Extract from an article by @NikiSethSmith
‘You be the landlord this time.’ ‘Yeah, all right then.’ I’m visiting student flats in Edinburgh and the new residents are signing their contracts. On first glance, it looks like an average beginning of the academic year, but there’s something special going on here. This 106-bed property in the heart of the city is one of only two student housing co-operatives in Britain, both opening their doors this autumn. These young people are tired of high rents and exploitative landlords, and have taken matters into their own hands.
I’m shown around the property by Mike Shaw, a serious 22-year-old who only betrays his excitement through the eagerness with which he throws open the doors to each new room. ‘The idea is that it’s participatory, everyone gets involved… it’s very much about giving members the ability to make the space,’ he tells me.
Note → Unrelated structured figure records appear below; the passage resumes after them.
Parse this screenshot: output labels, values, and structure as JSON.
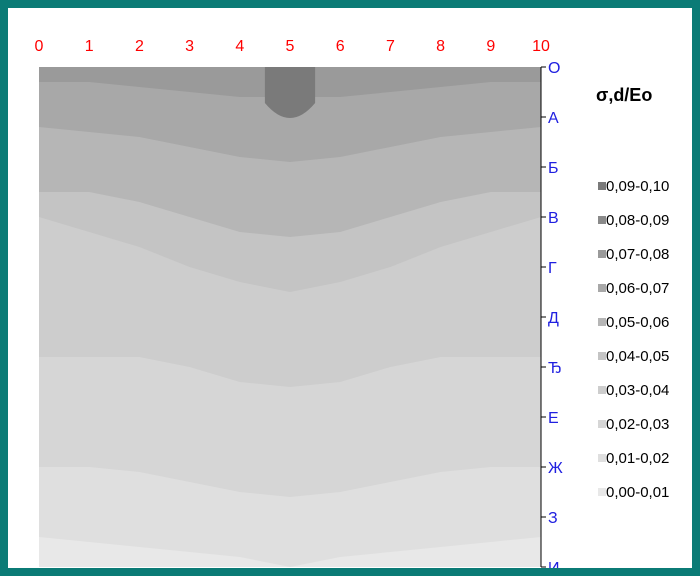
{
  "chart_data": {
    "type": "heatmap",
    "title": "",
    "legend_title": "σ,d/Eo",
    "x_ticks": [
      "0",
      "1",
      "2",
      "3",
      "4",
      "5",
      "6",
      "7",
      "8",
      "9",
      "10"
    ],
    "y_ticks": [
      "О",
      "А",
      "Б",
      "В",
      "Г",
      "Д",
      "Ђ",
      "Е",
      "Ж",
      "З",
      "И"
    ],
    "xlim": [
      0,
      10
    ],
    "legend_position": "right",
    "levels": [
      {
        "label": "0,09-0,10",
        "min": 0.09,
        "max": 0.1,
        "color": "#7a7a7a"
      },
      {
        "label": "0,08-0,09",
        "min": 0.08,
        "max": 0.09,
        "color": "#8a8a8a"
      },
      {
        "label": "0,07-0,08",
        "min": 0.07,
        "max": 0.08,
        "color": "#9a9a9a"
      },
      {
        "label": "0,06-0,07",
        "min": 0.06,
        "max": 0.07,
        "color": "#a8a8a8"
      },
      {
        "label": "0,05-0,06",
        "min": 0.05,
        "max": 0.06,
        "color": "#b6b6b6"
      },
      {
        "label": "0,04-0,05",
        "min": 0.04,
        "max": 0.05,
        "color": "#c4c4c4"
      },
      {
        "label": "0,03-0,04",
        "min": 0.03,
        "max": 0.04,
        "color": "#cdcdcd"
      },
      {
        "label": "0,02-0,03",
        "min": 0.02,
        "max": 0.03,
        "color": "#d6d6d6"
      },
      {
        "label": "0,01-0,02",
        "min": 0.01,
        "max": 0.02,
        "color": "#dfdfdf"
      },
      {
        "label": "0,00-0,01",
        "min": 0.0,
        "max": 0.01,
        "color": "#e8e8e8"
      }
    ],
    "level_boundaries": [
      {
        "level": "0,08-0,09",
        "y_by_x": [
          0.0,
          0.0,
          0.0,
          0.0,
          0.0,
          0.0,
          0.0,
          0.0,
          0.0,
          0.0,
          0.0
        ]
      },
      {
        "level": "0,07-0,08",
        "y_by_x": [
          0.0,
          0.0,
          0.0,
          0.0,
          0.0,
          0.0,
          0.0,
          0.0,
          0.0,
          0.0,
          0.0
        ]
      },
      {
        "level": "0,06-0,07",
        "y_by_x": [
          0.3,
          0.3,
          0.4,
          0.5,
          0.6,
          0.6,
          0.6,
          0.5,
          0.4,
          0.3,
          0.3
        ]
      },
      {
        "level": "0,05-0,06",
        "y_by_x": [
          1.2,
          1.3,
          1.4,
          1.6,
          1.8,
          1.9,
          1.8,
          1.6,
          1.4,
          1.3,
          1.2
        ]
      },
      {
        "level": "0,04-0,05",
        "y_by_x": [
          2.5,
          2.5,
          2.7,
          3.0,
          3.3,
          3.4,
          3.3,
          3.0,
          2.7,
          2.5,
          2.5
        ]
      },
      {
        "level": "0,03-0,04",
        "y_by_x": [
          3.0,
          3.3,
          3.6,
          4.0,
          4.3,
          4.5,
          4.3,
          4.0,
          3.6,
          3.3,
          3.0
        ]
      },
      {
        "level": "0,02-0,03",
        "y_by_x": [
          5.8,
          5.8,
          5.8,
          6.0,
          6.3,
          6.4,
          6.3,
          6.0,
          5.8,
          5.8,
          5.8
        ]
      },
      {
        "level": "0,01-0,02",
        "y_by_x": [
          8.0,
          8.0,
          8.1,
          8.3,
          8.5,
          8.6,
          8.5,
          8.3,
          8.1,
          8.0,
          8.0
        ]
      },
      {
        "level": "0,00-0,01",
        "y_by_x": [
          9.4,
          9.5,
          9.6,
          9.7,
          9.8,
          10.0,
          9.8,
          9.7,
          9.6,
          9.5,
          9.4
        ]
      }
    ],
    "peak_region": {
      "level": "0,09-0,10",
      "x_range": [
        4.5,
        5.5
      ],
      "y_max": 1.2
    }
  }
}
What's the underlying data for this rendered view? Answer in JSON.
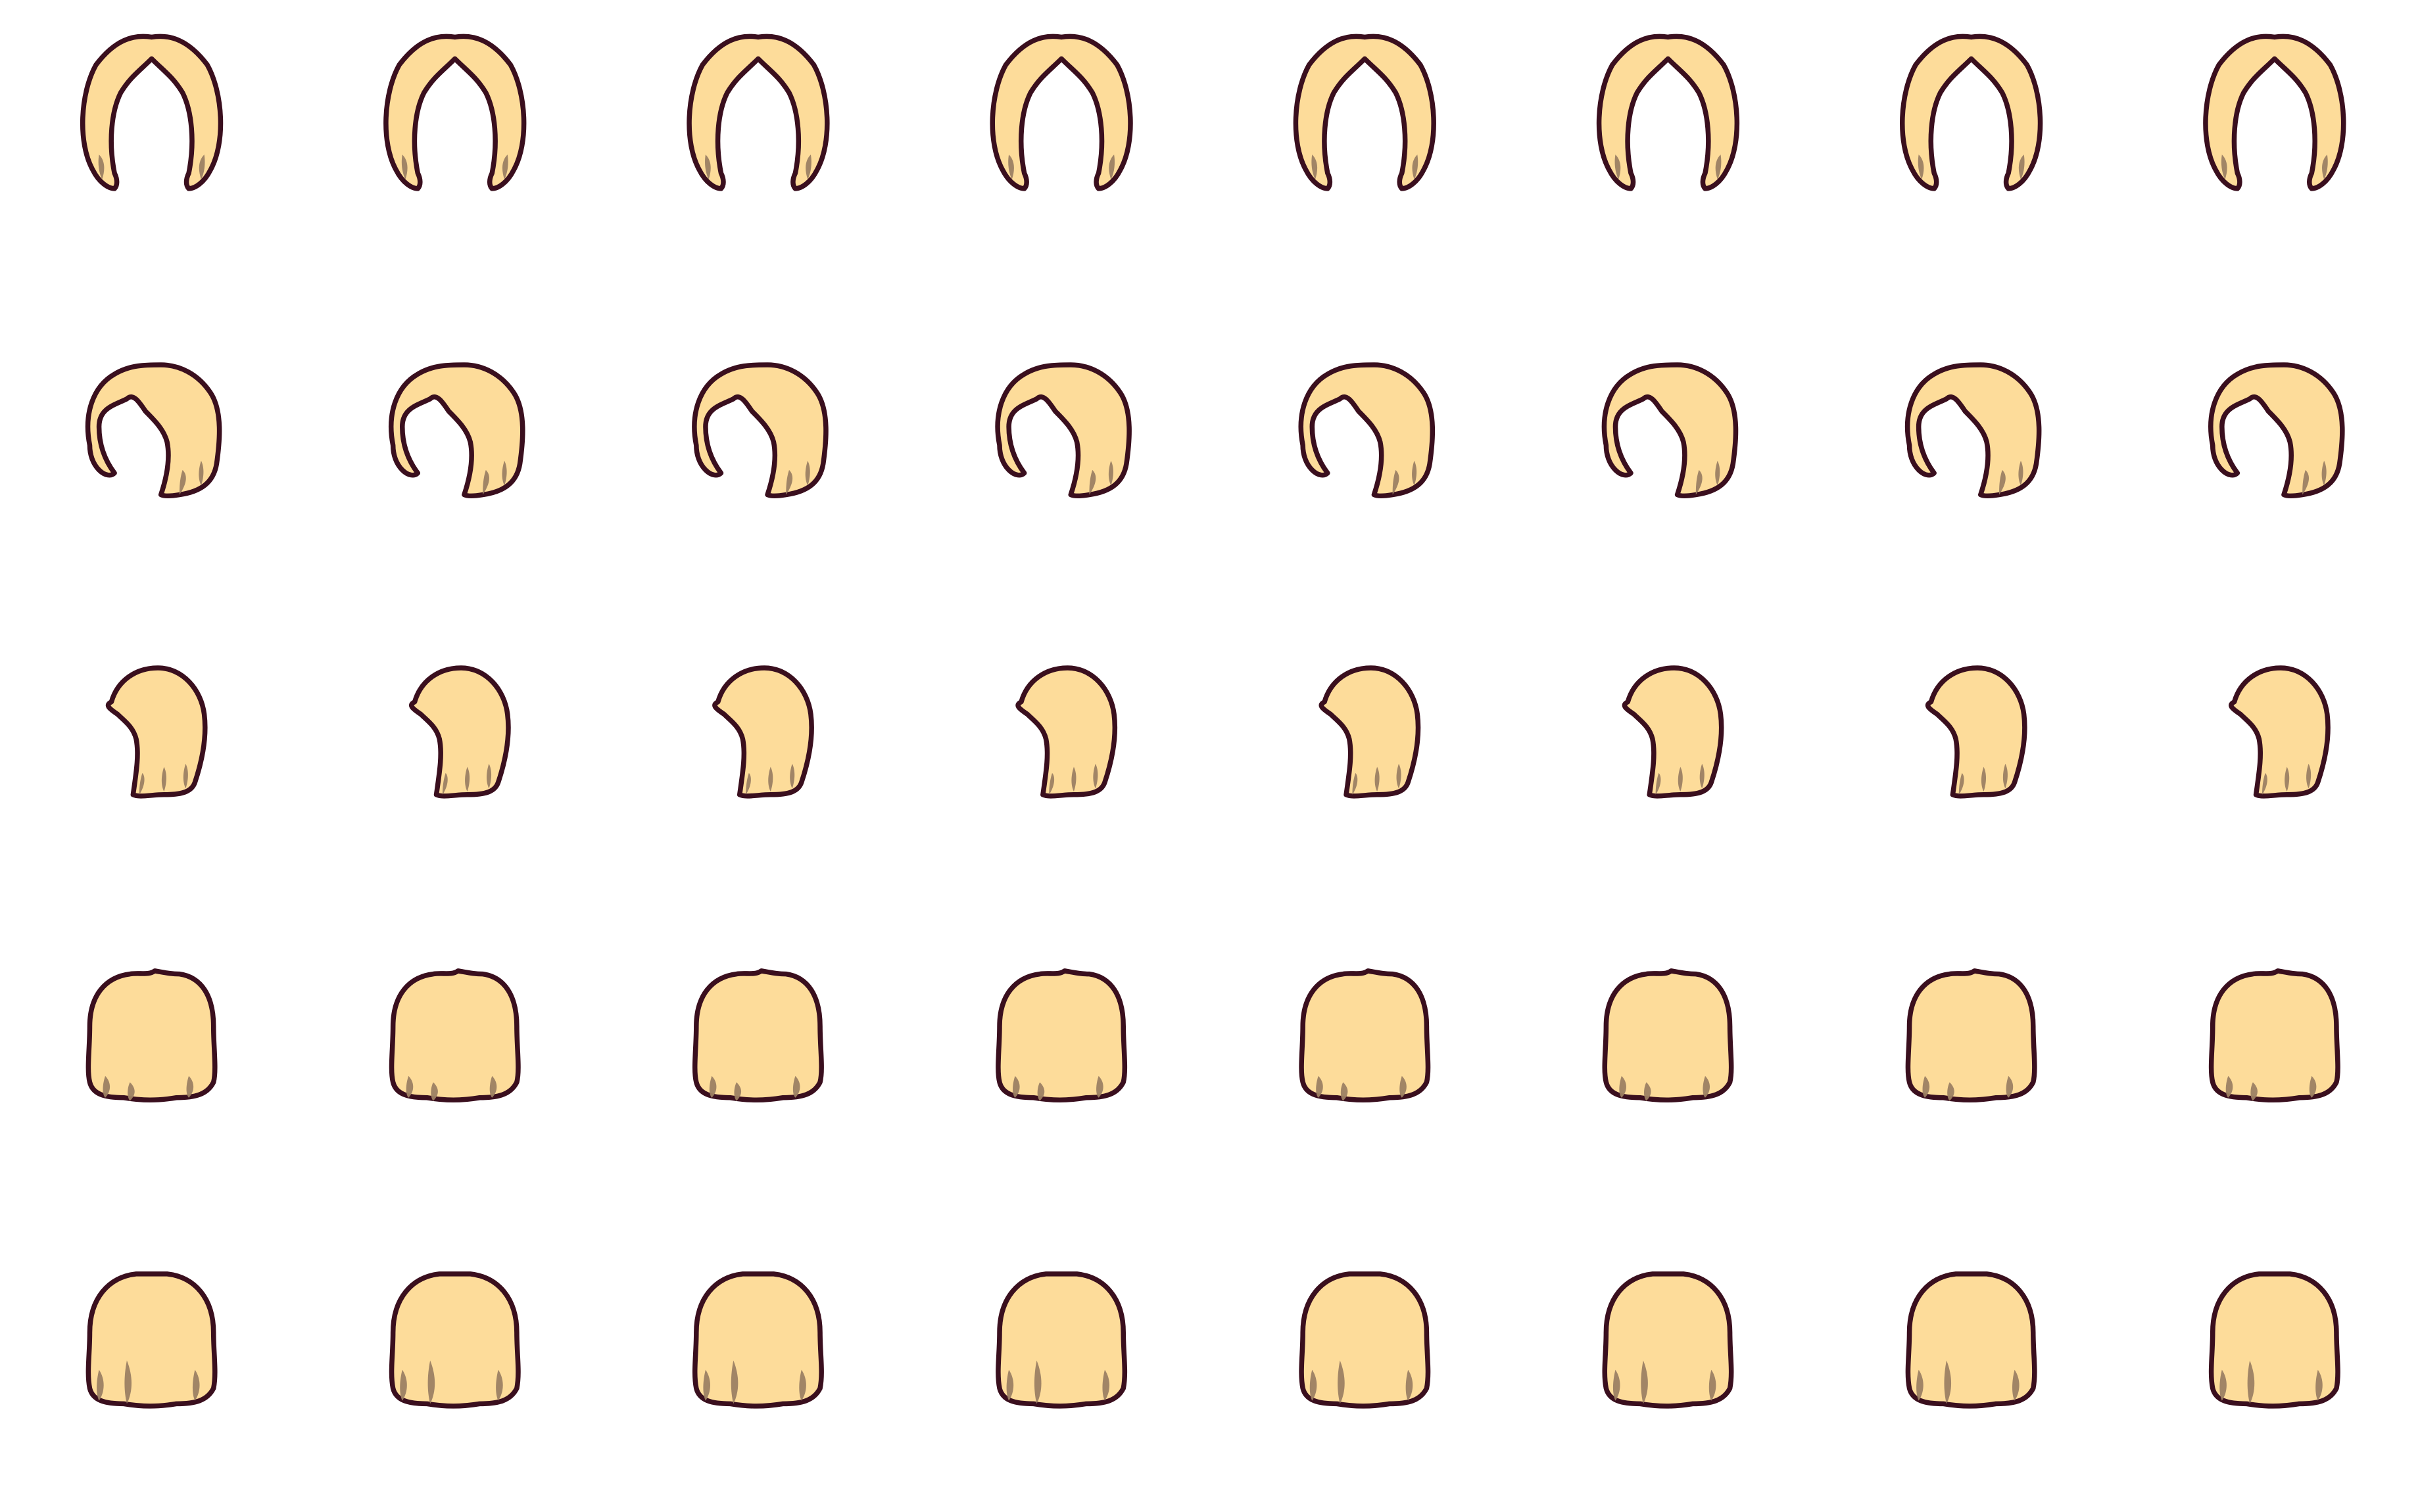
{
  "sprite_sheet": {
    "background": "#FFFFFF",
    "colors": {
      "hair_fill": "#FDDC9A",
      "outline": "#3A0F1E",
      "strand_shadow": "#9C7F63"
    },
    "rows": [
      {
        "name": "hair-sprite-row-1",
        "sprite": "hair-arch-back-icon",
        "variant": "arch",
        "count": 8
      },
      {
        "name": "hair-sprite-row-2",
        "sprite": "hair-side-sweep-icon",
        "variant": "sweep",
        "count": 8
      },
      {
        "name": "hair-sprite-row-3",
        "sprite": "hair-ponytail-side-icon",
        "variant": "side",
        "count": 8
      },
      {
        "name": "hair-sprite-row-4",
        "sprite": "hair-bob-round-icon",
        "variant": "bob",
        "count": 8
      },
      {
        "name": "hair-sprite-row-5",
        "sprite": "hair-bob-long-icon",
        "variant": "long",
        "count": 8
      }
    ]
  }
}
There’s certainly lots to do in the two-building property, which sits either side of a pub, looking out on the scenic Meadows. There are staircases to paint, living rooms to decorate, and two vast basement spaces to be converted into communal areas.
Shaw is a network co-ordinator for Students for Co-operation, a democratic federation of student co-ops across Britain set up last year. He was part of a group at Edinburgh University who came up with the plan to run their own accommodation, open to students from any of the city’s universities. A year and a half later, the co-op has been flooded with applicants.